Anyway, one can’t complain with a day like that.
The day after my birthday was our 18 year anniversary. I sometimes try to recall why on earth those dates are one after the other. Surely they might just as well have been planned a few weeks apart? I think it was something like . . . we were getting married between semester breaks of school; I didn’t want to do it before Christmas because it felt too rushed to get last things planned and ready immediately following finals week, and then I didn’t want to share my after-Christmas birthday with another celebration (heaven forbid), but we still needed a few days to enjoy being married before immediately leaping back into school and work so we couldn’t push it too far past my birthday. I guess the 29th just best fit the bill. Incidentally, we were on our honeymoon as the calendar flipped from 1999 to 2000. We noticed nothing bizarre where we were so we even called home to see if any of the y2k panic had been justified (and we were surprisingly a smidgen disappointed to hear that nothing at all went haywire).
We have found marriage to be a rather enjoyable venture he and I.
When Mike and I started dating, our dad’s were tremendous fans of the idea of us marrying, and, later, after we did in fact marry, they often liked to congratulate each other on whatever hand they had in our coming together. (I’m not sure exactly what the details of that involvement were – beyond agreeing wholeheartedly, when they bumped into each other on Weber State’s campus [where they were both professors] or among their shared group of friends that we would make an ideal match. [Well, that’s not wholly true.
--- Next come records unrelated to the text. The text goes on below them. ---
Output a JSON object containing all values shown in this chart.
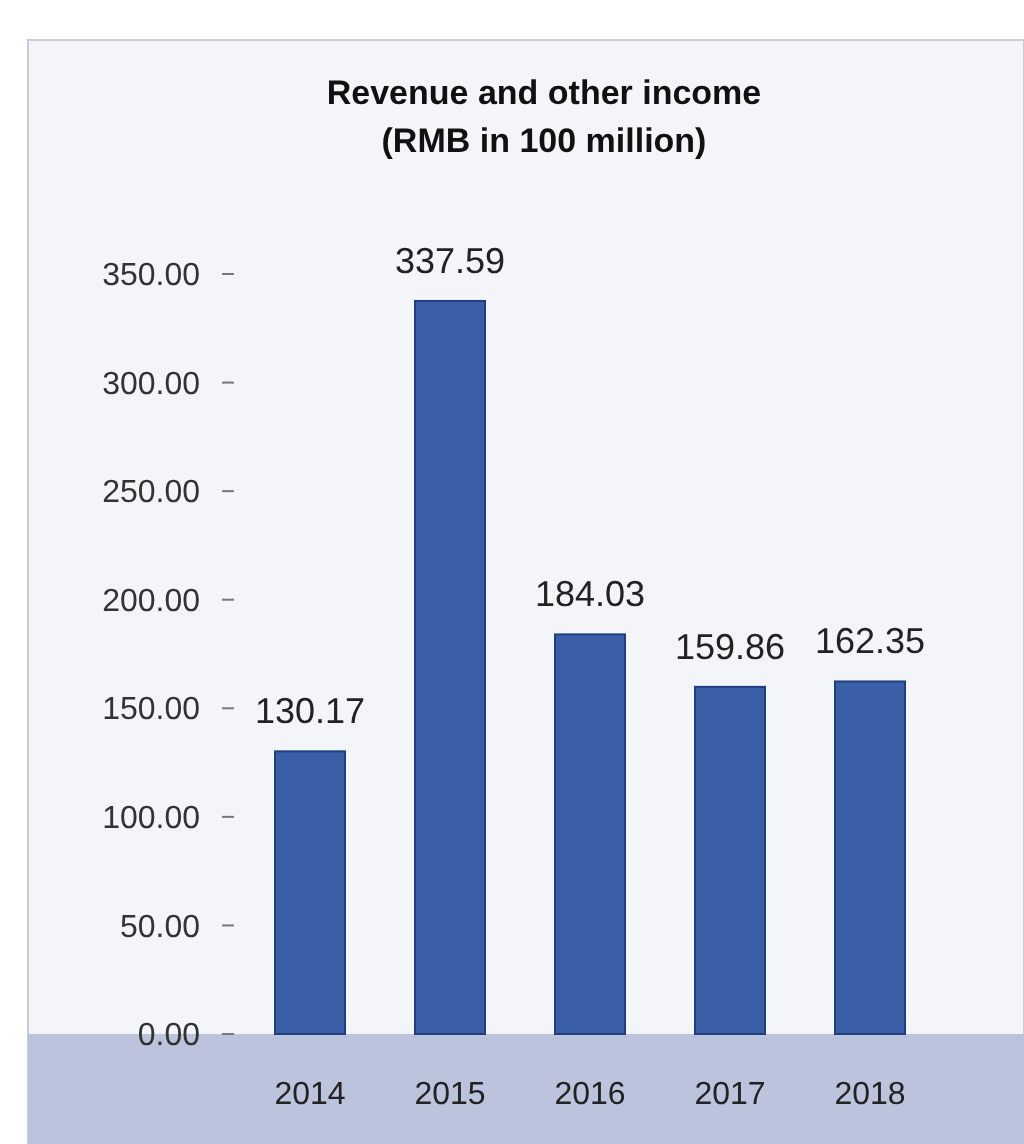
{
  "chart_data": {
    "type": "bar",
    "title": "Revenue and other income\n(RMB in 100 million)",
    "categories": [
      "2014",
      "2015",
      "2016",
      "2017",
      "2018"
    ],
    "values": [
      130.17,
      337.59,
      184.03,
      159.86,
      162.35
    ],
    "color": "#3b5fa6",
    "data_labels": true,
    "ylim": [
      0,
      350
    ],
    "yticks": [
      {
        "value": 0,
        "label": "0.00"
      },
      {
        "value": 50,
        "label": "50.00"
      },
      {
        "value": 100,
        "label": "100.00"
      },
      {
        "value": 150,
        "label": "150.00"
      },
      {
        "value": 200,
        "label": "200.00"
      },
      {
        "value": 250,
        "label": "250.00"
      },
      {
        "value": 300,
        "label": "300.00"
      },
      {
        "value": 350,
        "label": "350.00"
      }
    ],
    "grid": false
  }
}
Mike’s dad did read him the Lochinvar poem. And he did tell him all was fair in love and war. And perhaps we wouldn’t be here at all without those bits of prodding.] But they do love to congratulate each other [and themselves] enough that at times I think Mike and I are the happy product of an arranged marriage.) In any case, occasionally I get the feeling that God isn’t so very different in feeling from our own fathers when he looks at Mike and me. I think He is quite pleased with himself in arranging this union.
4 comments:
You guys are cute.
Total cuteness!! You are aware, as the wise spiritual woman that you are, of the gift your children receive when they see you so totally dang cute! :) Seriously, in a troubled world where we humans get lost so often, and where people's affections are brushed away by so many trivial or not so trivial things, it is a blessing to find each other as you have. Happy 18 year anniversary!
Oh yes. You two are truly adorable. And the perfect match, obviously! If I were your dads I would congratulate myself too! :)
Thanks Val. I agree. Every time I see couples who treat each other well, fathers and mothers who love their kids, siblings who are kind, etc it just makes the world seem so so much more like it should be!